Silvio a fine corsa: Letta (o chi per lui) l’unica soluzione

L’esperienza politica di Silvio Berlusconi si sta concludendo con una lunga agonia che rischia di trascinare nel baratro l’intero paese. I giudizi dei commentatori possono essere i più diversi e disparati, mentre quello dei mercati, perentorio e per nulla pluralista, è netto, inequivocabile e, ahimé pure doloroso.

Sì, perché i rendimenti sui nostri titoli pubblici a qualsiasi scadenza aumentano sempre più, il che significa maggiori esborsi che noi cittadini saremo chiamati a sostenere in un futuro prossimo e lontano. E davanti ai mercati che bastonano, un governo che non appronta i rimedi adeguati è destinato ad andare a casa, per volontà degli elettori o, come accade spesso in Italia, perché non riscuote più la fiducia del Parlamento. E poiché i numeri dei mercati e del Parlamento parlano chiaro, ecco che la richiesta di fare un passo indietro fatta a Berlusconi da un numero crescente di parlamentari del Pdl, più che un tradimento mi sembra un atto di puro buon senso. In una situazione drammatica come l’attuale, in cui i mercati fanno scontare ogni minuto all’Italia l’inadeguatezza del proprio governo e di chi lo presiede, non è più possibile sentire il Presidente del Consiglio rivendicare senza fondamento alcuno la propria indispensabilità.

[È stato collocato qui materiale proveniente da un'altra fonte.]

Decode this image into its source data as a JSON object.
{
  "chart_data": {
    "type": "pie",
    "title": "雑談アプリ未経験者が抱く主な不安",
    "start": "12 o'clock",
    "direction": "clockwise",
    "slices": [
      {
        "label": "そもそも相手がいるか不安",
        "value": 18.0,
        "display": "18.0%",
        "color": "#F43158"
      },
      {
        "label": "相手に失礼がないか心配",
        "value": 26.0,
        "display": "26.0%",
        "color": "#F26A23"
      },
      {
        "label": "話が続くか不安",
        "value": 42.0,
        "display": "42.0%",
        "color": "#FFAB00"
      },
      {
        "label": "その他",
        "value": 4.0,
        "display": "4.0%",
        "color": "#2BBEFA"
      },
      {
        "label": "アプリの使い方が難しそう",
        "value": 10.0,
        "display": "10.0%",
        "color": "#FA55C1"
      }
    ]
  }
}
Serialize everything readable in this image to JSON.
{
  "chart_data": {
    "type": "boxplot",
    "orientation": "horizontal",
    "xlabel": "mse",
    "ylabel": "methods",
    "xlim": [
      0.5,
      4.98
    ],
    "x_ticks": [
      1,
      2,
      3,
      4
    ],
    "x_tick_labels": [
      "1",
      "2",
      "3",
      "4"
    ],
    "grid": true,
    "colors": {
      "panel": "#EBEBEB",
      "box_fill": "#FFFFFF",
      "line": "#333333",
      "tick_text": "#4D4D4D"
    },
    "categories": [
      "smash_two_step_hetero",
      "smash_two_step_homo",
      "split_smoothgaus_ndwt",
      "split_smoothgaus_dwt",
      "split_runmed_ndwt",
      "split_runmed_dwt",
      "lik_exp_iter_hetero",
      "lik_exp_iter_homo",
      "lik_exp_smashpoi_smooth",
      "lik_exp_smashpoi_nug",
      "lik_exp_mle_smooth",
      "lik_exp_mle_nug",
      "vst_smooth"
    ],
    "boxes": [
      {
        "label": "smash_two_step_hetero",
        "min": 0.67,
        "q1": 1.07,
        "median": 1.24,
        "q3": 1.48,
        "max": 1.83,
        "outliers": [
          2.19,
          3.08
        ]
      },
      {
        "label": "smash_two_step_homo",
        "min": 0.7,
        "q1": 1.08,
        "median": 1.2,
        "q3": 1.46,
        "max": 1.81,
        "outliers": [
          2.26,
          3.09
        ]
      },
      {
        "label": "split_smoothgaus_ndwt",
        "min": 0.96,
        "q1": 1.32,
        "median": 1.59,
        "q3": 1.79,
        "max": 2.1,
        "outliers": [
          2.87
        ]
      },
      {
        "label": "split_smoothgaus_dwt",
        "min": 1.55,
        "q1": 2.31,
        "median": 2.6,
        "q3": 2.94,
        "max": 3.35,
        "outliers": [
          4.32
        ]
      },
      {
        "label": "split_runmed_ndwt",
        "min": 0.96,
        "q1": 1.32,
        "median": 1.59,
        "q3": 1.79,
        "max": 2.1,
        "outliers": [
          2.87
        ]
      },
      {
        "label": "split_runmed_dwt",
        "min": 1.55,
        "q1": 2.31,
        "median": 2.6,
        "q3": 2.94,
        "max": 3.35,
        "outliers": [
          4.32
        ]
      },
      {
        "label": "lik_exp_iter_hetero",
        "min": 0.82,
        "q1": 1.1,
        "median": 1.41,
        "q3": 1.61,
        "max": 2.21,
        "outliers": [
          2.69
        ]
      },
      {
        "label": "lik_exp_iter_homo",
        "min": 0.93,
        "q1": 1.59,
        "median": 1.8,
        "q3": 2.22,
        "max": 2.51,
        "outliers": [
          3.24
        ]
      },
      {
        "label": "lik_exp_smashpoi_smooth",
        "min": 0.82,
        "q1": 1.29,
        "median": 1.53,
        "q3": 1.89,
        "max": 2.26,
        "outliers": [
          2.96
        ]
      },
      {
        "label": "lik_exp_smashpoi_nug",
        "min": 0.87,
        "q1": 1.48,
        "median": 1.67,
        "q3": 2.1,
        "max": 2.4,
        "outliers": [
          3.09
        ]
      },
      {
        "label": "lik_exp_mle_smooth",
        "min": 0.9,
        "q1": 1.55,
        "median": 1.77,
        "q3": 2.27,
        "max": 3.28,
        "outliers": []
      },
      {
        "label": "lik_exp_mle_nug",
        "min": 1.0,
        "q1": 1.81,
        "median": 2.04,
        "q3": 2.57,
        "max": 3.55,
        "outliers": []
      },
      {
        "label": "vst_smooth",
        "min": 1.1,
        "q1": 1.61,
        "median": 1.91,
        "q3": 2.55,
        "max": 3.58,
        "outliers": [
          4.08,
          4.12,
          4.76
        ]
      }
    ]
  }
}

Naturalmente, le dimissioni di Berlusconi da Presidente del Consiglio non sono condizione sufficiente per uscire dall’attuale empasse, ma costituiscono la condizione necessaria per poter fare quanto l’Europa e soprattutto i mercati ci chiedono, ossia quelle riforme che lo stesso Berlusconi vorrebbe, ma che non ha i numeri per fare. Con una sconsideratezza che non conosce limiti, oggi molti esponenti del Pdl vanno ripetendo il mantra del “o si va avanti con questo governo o si va elezioni”. La speranza è che sia soltanto tattica per arrivare a un allargamento della maggioranza più indolore possibile, perché quello elettorale è uno scenario da incubo in cui la più probabile vincitrice sarebbe la coalizione composta da Pd, Idv e il Sel di Nichi Vendola, mentre in caso di (poco probabile) vittoria del centrodestra continueremmo ad avere una maggioranza Pdl-Lega con quest’ultima che continuerebbe a bloccare ogni azione riformatrice del governo.

L’irresponsabile irrigidimento della maggioranza porterebbe inevitabilmente a un voto anticipato i cui esiti sarebbero disastrosi, perché una Lega o una sinistra estrema al governo sono un lusso che oggi non possiamo permetterci. Così come non possiamo permetterci di avere un Presidente del Consiglio e un Ministro dell’Economia che non si parlano e quando lo fanno finiscono regolarmente per litigare. E poi, sarebbe ora che Berlusconi comprendesse che nell’ordinamento italiano quella di Presidente del Consiglio è una posizione che comporta molti oneri e ben pochi onori, mentre l’esposizione è tanta e l’unica cosa assicurata sono gli schizzi di fango. In politica, ancor più che in altri campi, occorre avere il potere di fare le cose e spesso anche in tempi rapidi. E in questo momento Berlusconi questo potere non ce l’ha. Anzi, incapponendosi a restare dov’è il Cavaliere finirà per prendersi anche colpe non sue, diventando il capro espiatorio dei guai dell’Italia. Un ruolo, quello di capro espiatorio, spesso ingiusto, ma che, in questo momento, Berlusconi sta facendo di tutto per meritare. Inoltre, un cambio di governo sarebbe l’occasione di liberarsi della palla al piede più ingombrante di questa maggioranza, ossia Giulio Tremonti, che da tempo sembra avere abbracciato la dottrina della decrescita di Serge Latouche e sembra altresì preda di deliri mistici che lo spingono a vedere questa crisi come un’ occasione di redenzione morale e spirituale degli italiani dalla corruzione consumista e capitalistica.

Insomma, da un eventuale Governo Letta (o chi per lui) sostenuto anche dal terzo polo e, se ci sta, anche al Pd, avrebbe tutto da guadagnarci, non solo il paese (del quale non sembra importare nulla a nessuno), ma anche lo stesso Cavaliere, meno esposto alle intemperie a cui è esposto chi è a capo dell’esecutivo e con più margini di manovra. Oddio, non che Casini e soci siano il massimo, poiché dimostrano saggezza quando sono all’opposizione (Fini neanche lì), mentre una volta al governo dimostrano più che altro un gran appetito di posti e di poltrone. Ma se non altro renderebbero la maggioranza meno dipendente dai diktat leghisti e potrebbero consentire di fare quelle riforme di cui il paese ha bisogno subito e senza perdere tempo.